Alina no durmió esa noche.
El beso seguía repitiéndose en su mente una y otra vez.
Había sido intenso.
Demasiado real.
Y eso era justamente el problema.
Se levantó temprano y bajó a la cocina intentando evitar a Sebastián.
Pero cuando entró…
Él ya estaba ahí.
Sentado tranquilamente con una taza de café.

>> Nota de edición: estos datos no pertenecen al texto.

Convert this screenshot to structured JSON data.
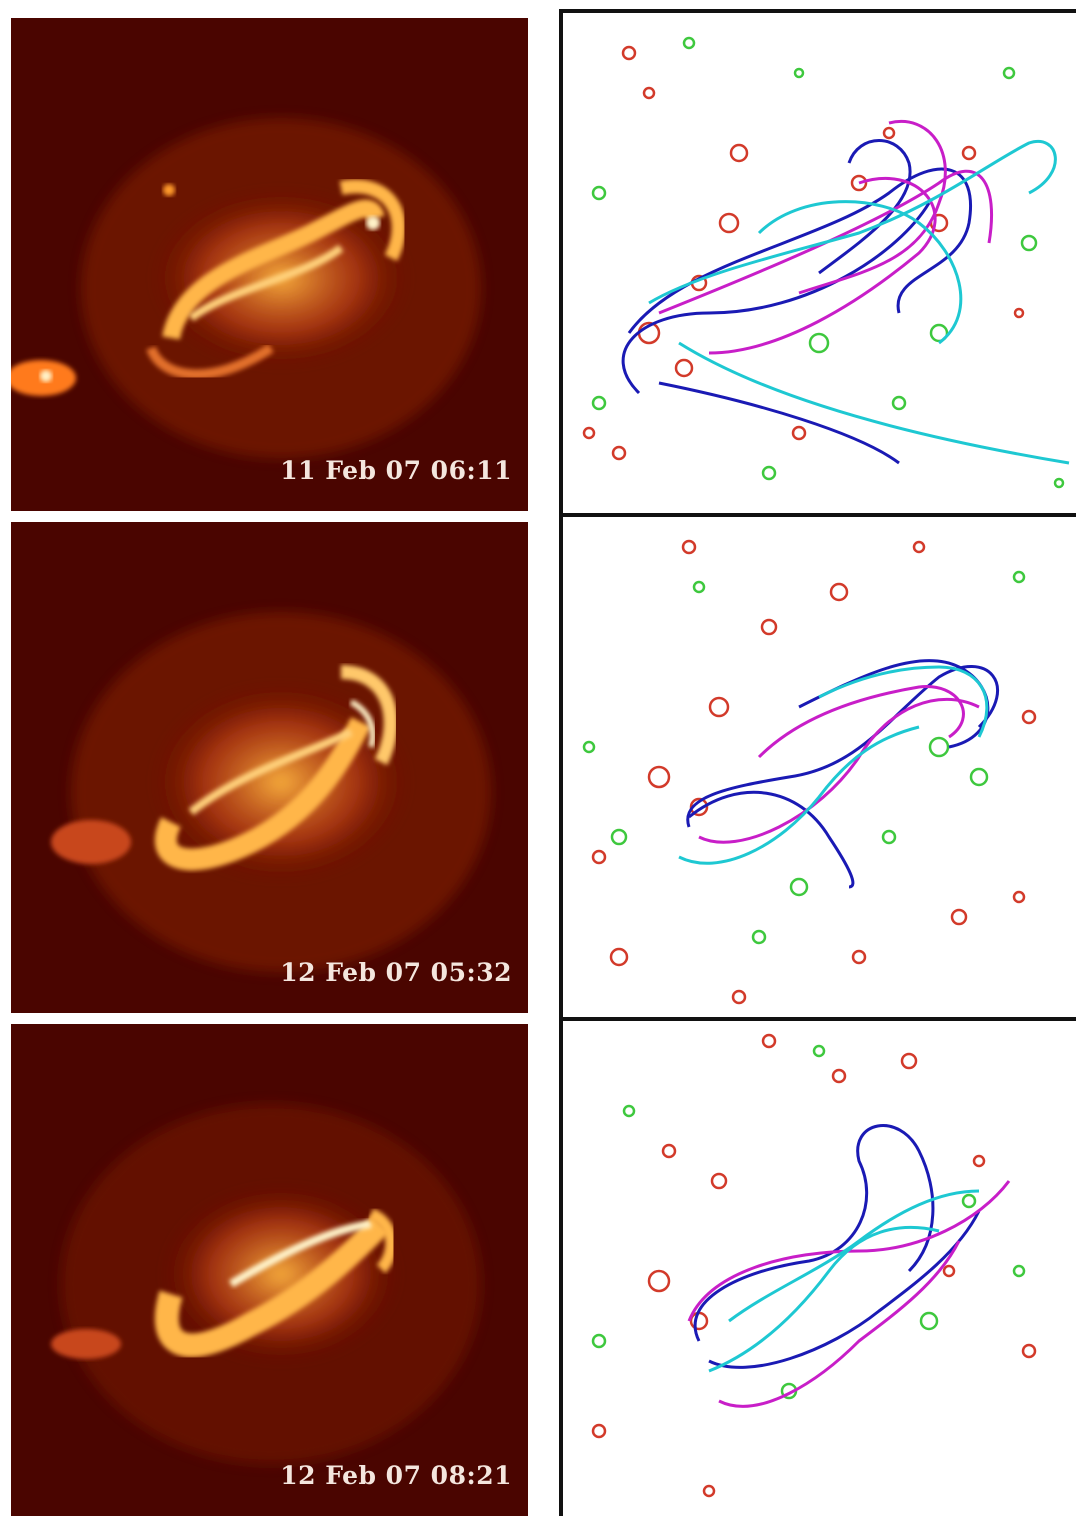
{
  "panels": [
    {
      "timestamp": "11 Feb 07 06:11"
    },
    {
      "timestamp": "12 Feb 07 05:32"
    },
    {
      "timestamp": "12 Feb 07 08:21"
    }
  ],
  "colors": {
    "xrt_background": "#4a0500",
    "xrt_emission": "#ff9a2a",
    "xrt_core": "#fff2c8",
    "polarity_positive": "#d23a2a",
    "polarity_negative": "#3ec83e",
    "field_line_blue": "#1a1ab4",
    "field_line_magenta": "#c81ec8",
    "field_line_cyan": "#1ec8d2"
  }
}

—Buenos días —dijo él con naturalidad.
Alina evitó mirarlo.
—No fue buena idea.
Sebastián levantó una ceja.
—¿Qué cosa?
—El beso.
Sebastián dejó la taza sobre la mesa.
—No parecía que te molestara anoche.
Alina lo miró finalmente.
—Esto es un contrato.
—Lo sé.
—Entonces debemos comportarnos como tal.
Sebastián se levantó lentamente.
—Intenté hacerlo.
—¿Intentaste?
—Sí.
Se acercó a ella.
—Pero cada día que pasa se vuelve más difícil.
El corazón de Alina comenzó a latir más rápido.
—Sebastián…
—No te voy a obligar a nada —dijo en voz baja—. Pero tampoco voy a fingir que no siento nada.
El silencio entre ellos se volvió peligroso.